Samransak Kram

Personal information
- Full name: Samransak s/o Kram
- Date of birth: 10 November 1985 (age 39)
- Place of birth: Alor Star, Kedah, Malaysia
- Position(s): Forward

Team information
- Current team: Kuala Lumpur FA

Youth career
- 2003: Kedah FA President Cup

Senior career*
- Years: Team / Apps / (Gls)
- 2005–2010: Kedah FA
- 2011: Perlis FA

International career
- 2006–: Malaysia U-23 / 13 / (0)
- 2006–2007: Malaysia / 6 / (0)

= Samransak Kram =

Thai-Malaysian footballer

Samransak Kram (born 10 November 1983, Alor Star, Kedah) is a Thai-Malaysian footballer currently playing as a striker for Perlis FA and a former Malaysia national team. He is the brother of Manopsak Kram.

==Career==
Born as a Siamese native, nicknamed 'Sam', Samransak started his football career with Sultan Abdul Hamid College schoolboy and promoted to the Kedah FA President Cup before Mohd Azraai Khor Abdullah brought him into the senior squad starting from 2005.

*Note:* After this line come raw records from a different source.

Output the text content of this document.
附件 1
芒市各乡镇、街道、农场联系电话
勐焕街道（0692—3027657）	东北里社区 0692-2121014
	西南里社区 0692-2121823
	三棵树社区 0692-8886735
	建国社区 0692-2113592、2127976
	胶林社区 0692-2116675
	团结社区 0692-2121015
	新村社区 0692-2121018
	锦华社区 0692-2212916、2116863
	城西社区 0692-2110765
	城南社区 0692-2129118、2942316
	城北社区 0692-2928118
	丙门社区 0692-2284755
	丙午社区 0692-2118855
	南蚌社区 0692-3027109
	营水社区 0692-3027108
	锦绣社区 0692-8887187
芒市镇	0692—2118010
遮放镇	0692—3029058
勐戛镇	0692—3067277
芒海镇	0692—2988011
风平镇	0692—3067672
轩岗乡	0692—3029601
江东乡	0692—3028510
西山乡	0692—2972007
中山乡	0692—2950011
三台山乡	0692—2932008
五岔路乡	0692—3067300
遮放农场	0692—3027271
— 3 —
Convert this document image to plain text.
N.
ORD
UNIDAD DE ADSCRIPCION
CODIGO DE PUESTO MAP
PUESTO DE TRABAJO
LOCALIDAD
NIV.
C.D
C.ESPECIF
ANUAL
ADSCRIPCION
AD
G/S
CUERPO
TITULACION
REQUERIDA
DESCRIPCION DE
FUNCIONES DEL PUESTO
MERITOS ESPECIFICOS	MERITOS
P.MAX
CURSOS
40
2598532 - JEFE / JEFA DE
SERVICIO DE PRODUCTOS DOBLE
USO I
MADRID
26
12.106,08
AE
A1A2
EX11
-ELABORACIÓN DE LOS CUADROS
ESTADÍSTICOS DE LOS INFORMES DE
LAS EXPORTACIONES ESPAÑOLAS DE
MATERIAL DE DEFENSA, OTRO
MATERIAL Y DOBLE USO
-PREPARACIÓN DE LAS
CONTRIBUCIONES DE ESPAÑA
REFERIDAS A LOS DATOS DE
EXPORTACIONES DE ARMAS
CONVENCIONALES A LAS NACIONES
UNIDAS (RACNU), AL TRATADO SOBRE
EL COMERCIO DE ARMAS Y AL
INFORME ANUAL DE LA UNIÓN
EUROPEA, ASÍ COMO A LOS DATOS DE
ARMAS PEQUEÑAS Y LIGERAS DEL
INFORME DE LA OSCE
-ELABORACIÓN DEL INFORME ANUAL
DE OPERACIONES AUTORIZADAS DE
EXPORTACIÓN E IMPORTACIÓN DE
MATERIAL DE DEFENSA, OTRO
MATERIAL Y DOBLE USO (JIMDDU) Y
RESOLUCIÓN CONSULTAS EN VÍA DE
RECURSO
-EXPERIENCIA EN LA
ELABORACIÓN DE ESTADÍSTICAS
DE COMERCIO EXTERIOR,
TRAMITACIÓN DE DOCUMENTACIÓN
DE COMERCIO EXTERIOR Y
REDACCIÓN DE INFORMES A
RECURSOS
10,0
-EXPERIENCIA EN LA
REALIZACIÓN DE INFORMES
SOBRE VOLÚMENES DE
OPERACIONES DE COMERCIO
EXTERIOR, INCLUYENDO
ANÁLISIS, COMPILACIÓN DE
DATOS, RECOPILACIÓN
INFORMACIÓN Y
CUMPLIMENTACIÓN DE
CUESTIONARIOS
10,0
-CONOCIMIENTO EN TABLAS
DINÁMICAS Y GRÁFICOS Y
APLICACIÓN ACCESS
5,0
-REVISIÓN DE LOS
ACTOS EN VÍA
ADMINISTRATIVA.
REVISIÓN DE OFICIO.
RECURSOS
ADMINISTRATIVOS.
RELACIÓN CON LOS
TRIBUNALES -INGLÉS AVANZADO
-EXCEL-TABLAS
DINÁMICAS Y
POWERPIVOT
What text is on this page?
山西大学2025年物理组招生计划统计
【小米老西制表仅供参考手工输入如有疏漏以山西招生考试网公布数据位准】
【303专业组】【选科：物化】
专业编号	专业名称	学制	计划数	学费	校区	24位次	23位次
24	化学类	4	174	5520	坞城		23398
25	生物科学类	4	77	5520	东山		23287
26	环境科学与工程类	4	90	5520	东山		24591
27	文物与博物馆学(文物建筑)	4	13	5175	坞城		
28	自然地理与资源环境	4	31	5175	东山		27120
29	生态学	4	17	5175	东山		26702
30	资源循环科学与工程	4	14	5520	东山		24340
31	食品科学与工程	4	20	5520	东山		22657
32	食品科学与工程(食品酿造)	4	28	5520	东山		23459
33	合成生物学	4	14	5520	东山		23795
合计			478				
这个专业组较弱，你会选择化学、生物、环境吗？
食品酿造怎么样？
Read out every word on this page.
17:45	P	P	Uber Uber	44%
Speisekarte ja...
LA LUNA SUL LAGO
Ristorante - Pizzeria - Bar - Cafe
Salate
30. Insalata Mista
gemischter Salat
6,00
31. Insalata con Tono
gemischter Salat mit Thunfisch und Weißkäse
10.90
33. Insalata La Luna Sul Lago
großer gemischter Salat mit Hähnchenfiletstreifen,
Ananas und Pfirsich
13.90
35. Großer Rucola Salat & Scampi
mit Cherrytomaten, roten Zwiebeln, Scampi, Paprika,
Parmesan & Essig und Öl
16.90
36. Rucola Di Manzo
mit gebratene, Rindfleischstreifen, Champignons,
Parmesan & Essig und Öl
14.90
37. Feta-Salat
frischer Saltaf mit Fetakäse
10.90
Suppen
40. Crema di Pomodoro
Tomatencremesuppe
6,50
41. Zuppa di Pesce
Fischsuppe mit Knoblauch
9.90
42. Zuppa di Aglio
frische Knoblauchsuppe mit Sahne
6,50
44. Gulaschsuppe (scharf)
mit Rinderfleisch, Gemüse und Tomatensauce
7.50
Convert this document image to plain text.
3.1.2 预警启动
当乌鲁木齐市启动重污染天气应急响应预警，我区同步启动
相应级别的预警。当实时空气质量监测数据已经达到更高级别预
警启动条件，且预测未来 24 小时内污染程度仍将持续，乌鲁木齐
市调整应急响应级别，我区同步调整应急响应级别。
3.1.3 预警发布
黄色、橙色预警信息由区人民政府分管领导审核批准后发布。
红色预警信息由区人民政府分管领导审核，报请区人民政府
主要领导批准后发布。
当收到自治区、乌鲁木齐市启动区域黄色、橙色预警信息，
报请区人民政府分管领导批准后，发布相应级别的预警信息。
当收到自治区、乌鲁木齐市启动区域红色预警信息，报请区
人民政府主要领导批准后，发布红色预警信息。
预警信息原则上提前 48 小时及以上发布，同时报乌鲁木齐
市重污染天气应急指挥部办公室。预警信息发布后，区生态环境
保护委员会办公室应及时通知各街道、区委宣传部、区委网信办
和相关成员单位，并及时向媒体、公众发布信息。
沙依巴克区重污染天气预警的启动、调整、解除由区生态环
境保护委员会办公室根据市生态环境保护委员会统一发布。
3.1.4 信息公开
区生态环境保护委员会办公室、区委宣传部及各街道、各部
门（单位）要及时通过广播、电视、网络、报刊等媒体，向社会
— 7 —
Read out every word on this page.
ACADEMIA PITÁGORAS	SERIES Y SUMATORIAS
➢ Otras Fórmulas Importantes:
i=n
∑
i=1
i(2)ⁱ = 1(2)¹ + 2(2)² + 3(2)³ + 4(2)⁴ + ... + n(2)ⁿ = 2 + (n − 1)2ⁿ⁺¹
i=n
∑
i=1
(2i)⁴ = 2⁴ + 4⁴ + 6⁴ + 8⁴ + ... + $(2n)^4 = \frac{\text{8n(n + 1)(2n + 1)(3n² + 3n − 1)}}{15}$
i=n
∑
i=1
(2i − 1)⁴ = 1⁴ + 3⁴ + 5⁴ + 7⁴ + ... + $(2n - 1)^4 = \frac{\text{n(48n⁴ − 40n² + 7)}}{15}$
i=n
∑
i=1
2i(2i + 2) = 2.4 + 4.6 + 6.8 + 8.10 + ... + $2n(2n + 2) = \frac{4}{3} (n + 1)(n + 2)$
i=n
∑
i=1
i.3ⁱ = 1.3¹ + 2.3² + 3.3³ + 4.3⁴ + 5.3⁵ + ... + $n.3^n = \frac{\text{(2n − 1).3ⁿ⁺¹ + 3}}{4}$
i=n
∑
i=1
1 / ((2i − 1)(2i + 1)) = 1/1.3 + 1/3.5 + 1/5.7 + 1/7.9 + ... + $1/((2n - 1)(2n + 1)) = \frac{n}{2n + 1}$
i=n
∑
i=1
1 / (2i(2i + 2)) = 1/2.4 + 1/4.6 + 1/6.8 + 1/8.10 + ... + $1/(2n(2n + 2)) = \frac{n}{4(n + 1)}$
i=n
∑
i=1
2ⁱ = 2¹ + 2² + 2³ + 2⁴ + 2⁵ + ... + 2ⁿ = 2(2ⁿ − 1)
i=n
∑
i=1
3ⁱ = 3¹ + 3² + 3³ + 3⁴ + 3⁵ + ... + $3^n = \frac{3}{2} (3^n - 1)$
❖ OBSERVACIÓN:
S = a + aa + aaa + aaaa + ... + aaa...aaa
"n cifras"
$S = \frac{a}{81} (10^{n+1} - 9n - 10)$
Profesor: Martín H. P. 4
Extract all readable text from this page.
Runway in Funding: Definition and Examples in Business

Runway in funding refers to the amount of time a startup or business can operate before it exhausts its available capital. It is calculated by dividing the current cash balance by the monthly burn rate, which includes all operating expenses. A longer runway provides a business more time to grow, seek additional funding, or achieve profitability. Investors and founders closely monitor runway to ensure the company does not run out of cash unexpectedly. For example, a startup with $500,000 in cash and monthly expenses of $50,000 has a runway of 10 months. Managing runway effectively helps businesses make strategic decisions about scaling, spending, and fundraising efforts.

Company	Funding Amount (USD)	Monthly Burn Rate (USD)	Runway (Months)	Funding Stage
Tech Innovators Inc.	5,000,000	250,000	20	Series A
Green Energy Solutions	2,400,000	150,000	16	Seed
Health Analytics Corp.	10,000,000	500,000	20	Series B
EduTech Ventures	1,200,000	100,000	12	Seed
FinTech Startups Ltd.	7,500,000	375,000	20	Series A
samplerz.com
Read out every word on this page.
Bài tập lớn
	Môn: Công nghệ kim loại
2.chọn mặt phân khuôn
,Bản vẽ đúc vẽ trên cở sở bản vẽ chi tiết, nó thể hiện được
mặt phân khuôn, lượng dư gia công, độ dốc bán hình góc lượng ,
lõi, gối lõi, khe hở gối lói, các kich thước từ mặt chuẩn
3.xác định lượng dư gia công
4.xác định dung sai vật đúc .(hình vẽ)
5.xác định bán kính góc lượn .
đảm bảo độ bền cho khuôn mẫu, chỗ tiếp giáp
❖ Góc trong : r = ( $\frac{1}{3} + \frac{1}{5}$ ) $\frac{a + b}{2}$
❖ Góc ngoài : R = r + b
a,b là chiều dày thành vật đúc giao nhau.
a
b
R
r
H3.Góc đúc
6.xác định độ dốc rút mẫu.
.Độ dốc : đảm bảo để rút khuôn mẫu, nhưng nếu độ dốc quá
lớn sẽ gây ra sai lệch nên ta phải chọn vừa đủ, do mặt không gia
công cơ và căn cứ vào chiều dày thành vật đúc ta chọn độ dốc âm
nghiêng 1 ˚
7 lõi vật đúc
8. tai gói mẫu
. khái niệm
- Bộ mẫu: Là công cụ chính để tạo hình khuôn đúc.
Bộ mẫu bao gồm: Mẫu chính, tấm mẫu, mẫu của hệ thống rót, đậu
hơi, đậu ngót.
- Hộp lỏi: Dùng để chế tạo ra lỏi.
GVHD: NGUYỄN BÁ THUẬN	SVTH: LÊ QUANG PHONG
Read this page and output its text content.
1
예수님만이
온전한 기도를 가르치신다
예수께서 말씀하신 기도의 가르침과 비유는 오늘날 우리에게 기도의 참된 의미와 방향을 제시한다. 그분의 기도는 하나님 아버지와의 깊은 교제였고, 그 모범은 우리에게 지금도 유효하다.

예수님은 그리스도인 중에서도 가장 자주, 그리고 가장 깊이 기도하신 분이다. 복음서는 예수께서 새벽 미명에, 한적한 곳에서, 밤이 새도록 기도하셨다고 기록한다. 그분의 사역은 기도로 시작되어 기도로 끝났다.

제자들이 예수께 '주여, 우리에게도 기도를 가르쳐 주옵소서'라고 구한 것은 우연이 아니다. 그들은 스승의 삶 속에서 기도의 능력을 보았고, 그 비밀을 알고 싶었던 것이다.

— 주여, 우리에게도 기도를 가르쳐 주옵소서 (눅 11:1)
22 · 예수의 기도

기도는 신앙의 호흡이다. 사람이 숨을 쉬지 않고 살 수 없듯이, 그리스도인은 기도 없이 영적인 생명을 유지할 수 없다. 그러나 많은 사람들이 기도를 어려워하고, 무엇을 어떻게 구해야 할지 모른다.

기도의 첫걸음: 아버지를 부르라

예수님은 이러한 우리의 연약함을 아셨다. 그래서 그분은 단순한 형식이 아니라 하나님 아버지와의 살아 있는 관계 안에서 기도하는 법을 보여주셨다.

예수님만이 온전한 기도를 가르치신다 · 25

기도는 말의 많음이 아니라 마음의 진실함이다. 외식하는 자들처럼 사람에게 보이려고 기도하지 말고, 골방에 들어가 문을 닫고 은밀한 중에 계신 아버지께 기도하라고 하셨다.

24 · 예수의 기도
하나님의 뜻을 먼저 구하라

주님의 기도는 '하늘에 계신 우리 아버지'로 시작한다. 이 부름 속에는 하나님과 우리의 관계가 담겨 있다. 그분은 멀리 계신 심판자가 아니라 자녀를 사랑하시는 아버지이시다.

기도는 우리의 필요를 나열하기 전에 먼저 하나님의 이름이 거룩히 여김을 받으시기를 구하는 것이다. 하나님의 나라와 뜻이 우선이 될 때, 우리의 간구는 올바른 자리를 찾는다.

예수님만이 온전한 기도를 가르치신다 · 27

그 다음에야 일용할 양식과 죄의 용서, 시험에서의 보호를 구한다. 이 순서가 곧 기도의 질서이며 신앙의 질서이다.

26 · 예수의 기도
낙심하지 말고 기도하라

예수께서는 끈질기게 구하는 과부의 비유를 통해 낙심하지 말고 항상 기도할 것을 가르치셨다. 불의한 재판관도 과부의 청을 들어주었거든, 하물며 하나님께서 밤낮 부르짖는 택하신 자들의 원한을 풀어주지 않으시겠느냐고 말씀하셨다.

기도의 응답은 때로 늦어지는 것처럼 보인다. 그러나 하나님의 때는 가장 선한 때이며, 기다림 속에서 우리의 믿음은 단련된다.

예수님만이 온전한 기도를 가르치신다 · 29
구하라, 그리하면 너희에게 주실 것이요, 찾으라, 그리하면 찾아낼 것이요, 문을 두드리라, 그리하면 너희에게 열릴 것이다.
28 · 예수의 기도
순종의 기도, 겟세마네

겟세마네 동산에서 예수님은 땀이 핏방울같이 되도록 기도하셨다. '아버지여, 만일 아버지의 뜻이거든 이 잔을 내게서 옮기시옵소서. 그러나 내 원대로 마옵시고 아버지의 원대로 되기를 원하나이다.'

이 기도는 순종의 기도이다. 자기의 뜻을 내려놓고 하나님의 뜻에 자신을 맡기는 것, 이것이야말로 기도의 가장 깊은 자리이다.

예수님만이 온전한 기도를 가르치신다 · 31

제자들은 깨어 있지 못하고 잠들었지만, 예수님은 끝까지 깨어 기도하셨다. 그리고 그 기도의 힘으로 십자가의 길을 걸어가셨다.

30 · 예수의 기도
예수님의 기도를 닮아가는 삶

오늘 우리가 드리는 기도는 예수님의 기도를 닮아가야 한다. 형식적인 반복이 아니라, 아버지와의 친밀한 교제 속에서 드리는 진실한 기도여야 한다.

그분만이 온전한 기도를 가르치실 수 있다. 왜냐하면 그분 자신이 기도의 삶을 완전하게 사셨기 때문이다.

Samransak made his international debut against Indonesia in 2006 Merdeka Tournament. He also played in 2006 Asian Games with Malaysia under-23. In 2007, Samransak made his first appearances in ASEAN Football Championship. However, Malaysia only manage to reach the semifinal losing to Singapore on penalty shoot-out.

In 2007 Merdeka Tournament, Samransak help Malaysia to win the cup after defeating Myanmar 3–1. He also take part in 2007 SEA Games and 2008 Olympic games qualification.